Le recours contre les avis émis par le médecin du travail est aussi révisé, celui-ci devant désormais être porté devant la formation de référé du conseil de prud’hommes.

La loi aménage le suivi individuel de l’état de santé des travailleurs mais ne modifie pas les quatre missions confiées aux services de santé au travail :

  • Conduire des actions de santé au travail dans le but de préserver la santé physique et mentale des travailleurs tout au long de leur parcours professionnel.

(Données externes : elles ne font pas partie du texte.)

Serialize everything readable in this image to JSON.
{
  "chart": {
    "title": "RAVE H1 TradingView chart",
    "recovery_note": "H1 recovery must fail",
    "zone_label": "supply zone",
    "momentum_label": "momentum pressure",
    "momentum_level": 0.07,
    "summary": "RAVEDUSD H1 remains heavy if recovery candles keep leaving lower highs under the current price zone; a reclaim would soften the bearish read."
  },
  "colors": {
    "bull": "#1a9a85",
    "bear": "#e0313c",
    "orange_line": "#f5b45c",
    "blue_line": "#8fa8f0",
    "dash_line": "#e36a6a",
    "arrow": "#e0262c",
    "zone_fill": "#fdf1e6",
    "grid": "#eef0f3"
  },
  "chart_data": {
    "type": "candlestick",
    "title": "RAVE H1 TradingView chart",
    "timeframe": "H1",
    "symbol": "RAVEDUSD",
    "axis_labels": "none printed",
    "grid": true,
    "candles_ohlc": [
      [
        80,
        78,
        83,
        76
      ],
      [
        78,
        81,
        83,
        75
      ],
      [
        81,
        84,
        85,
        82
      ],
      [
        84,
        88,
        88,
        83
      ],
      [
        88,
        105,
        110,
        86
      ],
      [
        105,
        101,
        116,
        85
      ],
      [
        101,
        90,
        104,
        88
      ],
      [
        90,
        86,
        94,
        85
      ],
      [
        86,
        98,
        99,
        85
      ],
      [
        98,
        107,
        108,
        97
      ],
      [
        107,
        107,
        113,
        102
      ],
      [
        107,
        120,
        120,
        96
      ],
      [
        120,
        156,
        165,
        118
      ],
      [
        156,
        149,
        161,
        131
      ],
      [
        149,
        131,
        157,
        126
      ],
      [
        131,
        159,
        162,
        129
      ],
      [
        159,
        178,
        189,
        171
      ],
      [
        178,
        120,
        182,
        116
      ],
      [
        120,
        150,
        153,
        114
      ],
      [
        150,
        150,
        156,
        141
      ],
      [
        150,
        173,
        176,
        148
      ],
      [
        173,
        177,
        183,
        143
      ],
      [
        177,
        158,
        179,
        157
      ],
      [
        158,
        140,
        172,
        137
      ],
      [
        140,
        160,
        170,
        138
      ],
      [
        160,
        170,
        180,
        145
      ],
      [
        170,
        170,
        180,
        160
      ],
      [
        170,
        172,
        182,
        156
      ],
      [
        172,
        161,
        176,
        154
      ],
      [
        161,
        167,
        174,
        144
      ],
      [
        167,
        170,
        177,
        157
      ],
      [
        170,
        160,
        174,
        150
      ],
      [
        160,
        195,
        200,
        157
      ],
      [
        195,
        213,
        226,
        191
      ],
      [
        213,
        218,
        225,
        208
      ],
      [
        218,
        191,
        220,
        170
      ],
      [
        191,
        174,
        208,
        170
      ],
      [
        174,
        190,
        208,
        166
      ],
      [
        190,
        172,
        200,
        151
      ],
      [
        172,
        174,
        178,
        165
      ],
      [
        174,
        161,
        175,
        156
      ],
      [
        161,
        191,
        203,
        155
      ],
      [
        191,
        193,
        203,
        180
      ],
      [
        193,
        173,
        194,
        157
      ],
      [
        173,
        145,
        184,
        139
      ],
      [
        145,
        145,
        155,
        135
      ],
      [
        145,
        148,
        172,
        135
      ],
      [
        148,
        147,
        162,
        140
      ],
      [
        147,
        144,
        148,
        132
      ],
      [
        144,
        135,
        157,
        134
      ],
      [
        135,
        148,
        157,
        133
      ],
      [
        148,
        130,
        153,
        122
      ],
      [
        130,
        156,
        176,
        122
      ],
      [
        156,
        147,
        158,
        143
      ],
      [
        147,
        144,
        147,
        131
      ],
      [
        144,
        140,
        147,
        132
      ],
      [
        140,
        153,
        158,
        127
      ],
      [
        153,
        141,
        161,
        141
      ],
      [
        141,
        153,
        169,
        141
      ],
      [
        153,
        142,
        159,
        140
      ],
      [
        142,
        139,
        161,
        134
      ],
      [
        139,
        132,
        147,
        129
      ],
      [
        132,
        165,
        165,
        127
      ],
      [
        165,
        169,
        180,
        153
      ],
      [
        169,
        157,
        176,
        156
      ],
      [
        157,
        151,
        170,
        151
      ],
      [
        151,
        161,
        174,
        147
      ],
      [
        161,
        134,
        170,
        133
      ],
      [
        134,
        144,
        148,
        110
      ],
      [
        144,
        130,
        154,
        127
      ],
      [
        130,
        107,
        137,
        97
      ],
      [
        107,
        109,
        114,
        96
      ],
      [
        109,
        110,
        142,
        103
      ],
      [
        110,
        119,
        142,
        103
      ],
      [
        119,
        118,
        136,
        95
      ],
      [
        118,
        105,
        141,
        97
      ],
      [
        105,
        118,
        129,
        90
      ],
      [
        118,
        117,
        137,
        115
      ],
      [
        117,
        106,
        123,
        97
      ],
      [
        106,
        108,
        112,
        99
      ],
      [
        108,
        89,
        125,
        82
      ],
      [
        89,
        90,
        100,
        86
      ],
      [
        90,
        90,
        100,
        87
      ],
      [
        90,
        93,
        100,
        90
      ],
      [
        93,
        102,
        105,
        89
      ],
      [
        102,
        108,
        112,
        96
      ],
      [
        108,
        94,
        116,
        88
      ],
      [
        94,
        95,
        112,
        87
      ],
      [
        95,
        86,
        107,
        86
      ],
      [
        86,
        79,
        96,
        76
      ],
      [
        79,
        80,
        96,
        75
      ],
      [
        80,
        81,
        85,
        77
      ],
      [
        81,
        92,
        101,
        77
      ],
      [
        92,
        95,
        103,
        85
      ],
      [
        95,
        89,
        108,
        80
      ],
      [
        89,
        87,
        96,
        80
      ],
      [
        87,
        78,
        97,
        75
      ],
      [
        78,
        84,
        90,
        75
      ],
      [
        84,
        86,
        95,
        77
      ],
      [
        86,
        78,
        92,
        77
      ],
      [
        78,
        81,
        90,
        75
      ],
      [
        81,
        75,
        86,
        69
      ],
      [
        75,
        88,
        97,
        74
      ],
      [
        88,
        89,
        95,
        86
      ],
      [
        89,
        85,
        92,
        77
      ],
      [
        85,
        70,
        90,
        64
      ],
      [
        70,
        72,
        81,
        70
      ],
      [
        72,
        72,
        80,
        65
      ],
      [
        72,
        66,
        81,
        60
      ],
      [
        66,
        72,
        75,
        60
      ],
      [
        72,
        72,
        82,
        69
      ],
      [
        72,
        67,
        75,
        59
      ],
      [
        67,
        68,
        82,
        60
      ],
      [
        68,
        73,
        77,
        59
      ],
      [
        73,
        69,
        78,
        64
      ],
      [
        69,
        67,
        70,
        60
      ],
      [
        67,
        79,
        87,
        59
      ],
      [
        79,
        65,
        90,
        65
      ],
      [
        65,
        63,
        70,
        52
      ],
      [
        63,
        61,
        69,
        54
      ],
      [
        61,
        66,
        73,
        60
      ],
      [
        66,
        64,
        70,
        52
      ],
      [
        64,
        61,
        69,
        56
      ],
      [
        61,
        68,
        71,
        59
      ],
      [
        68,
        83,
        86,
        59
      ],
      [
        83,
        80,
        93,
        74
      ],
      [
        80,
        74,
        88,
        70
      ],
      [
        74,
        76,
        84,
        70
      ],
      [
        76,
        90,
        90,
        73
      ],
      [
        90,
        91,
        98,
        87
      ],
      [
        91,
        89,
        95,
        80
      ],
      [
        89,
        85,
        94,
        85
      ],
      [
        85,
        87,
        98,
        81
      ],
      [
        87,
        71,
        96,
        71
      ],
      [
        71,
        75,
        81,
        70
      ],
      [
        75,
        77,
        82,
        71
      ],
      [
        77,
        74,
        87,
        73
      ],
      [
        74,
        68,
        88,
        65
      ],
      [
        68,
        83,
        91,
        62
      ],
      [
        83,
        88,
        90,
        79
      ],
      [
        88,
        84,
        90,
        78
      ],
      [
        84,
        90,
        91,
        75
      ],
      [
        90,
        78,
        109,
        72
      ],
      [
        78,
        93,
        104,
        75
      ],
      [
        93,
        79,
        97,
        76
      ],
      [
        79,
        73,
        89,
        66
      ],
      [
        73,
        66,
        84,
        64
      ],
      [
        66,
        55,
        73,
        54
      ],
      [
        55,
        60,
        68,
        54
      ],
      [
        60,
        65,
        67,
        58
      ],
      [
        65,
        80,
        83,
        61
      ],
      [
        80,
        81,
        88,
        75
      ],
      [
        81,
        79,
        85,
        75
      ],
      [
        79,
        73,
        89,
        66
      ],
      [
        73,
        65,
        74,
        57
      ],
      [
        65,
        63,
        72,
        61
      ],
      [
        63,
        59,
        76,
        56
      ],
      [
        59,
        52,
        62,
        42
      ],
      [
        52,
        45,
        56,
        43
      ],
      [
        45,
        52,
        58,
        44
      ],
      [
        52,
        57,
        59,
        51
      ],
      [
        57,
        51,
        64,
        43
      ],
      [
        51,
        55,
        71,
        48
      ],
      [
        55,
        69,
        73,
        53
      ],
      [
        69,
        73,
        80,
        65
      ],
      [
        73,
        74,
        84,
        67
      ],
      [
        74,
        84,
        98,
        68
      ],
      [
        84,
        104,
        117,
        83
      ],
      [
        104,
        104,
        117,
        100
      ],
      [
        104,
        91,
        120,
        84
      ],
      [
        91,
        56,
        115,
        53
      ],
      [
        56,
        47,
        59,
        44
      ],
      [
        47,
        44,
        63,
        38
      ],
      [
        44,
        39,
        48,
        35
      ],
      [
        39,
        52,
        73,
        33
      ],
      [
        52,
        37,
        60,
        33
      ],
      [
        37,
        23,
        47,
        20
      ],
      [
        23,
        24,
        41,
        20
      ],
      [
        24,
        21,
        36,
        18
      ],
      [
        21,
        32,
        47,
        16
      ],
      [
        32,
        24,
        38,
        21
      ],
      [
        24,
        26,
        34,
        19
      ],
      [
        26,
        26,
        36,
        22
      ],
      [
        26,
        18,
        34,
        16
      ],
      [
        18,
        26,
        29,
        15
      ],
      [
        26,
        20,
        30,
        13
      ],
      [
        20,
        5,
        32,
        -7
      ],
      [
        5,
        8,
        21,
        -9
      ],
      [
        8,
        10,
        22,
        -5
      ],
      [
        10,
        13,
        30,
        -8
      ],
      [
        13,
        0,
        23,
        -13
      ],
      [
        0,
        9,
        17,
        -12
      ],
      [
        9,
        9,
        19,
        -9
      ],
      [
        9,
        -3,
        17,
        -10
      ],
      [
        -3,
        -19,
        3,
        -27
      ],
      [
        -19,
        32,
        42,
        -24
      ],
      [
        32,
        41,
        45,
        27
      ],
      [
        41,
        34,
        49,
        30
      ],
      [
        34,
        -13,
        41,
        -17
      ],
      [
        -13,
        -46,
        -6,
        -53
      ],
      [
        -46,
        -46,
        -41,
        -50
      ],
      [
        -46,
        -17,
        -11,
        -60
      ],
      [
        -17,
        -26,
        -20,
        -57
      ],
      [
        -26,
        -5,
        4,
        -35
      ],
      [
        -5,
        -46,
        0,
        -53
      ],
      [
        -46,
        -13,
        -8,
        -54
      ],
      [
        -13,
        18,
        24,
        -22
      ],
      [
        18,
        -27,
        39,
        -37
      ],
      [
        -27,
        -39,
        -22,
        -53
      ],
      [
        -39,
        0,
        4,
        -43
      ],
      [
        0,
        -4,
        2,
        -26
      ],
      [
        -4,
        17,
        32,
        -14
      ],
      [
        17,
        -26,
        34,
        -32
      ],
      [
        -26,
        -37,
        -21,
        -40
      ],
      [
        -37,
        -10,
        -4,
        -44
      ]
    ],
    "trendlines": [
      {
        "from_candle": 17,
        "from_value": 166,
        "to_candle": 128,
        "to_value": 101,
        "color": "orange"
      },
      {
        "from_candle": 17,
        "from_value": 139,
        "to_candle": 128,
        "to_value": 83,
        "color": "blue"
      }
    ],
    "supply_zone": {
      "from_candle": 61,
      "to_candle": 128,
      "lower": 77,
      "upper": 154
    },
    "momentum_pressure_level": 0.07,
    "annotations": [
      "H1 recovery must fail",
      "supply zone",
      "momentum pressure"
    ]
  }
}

  • Assurer la surveillance de l’état de santé des travailleurs en fonction des risques concernant leur santé au travail et leur sécurité et celle des tiers, de la pénibilité au travail et de leur âge.
  • Conseiller les employeurs, les travailleurs et leurs représentants afin d’éviter ou de diminuer les risques professionnels, d’améliorer les conditions de travail, de prévenir la consommation d’alcool et de drogue sur le lieu de travail, de prévenir le harcèlement sexuel ou moral, de prévenir ou réduire la pénibilité au travail et la désinsertion professionnelle, de contribuer au maintien dans l’emploi.
  • Participer au suivi et contribuer à la traçabilité des expositions professionnelles et à la veille sanitaire.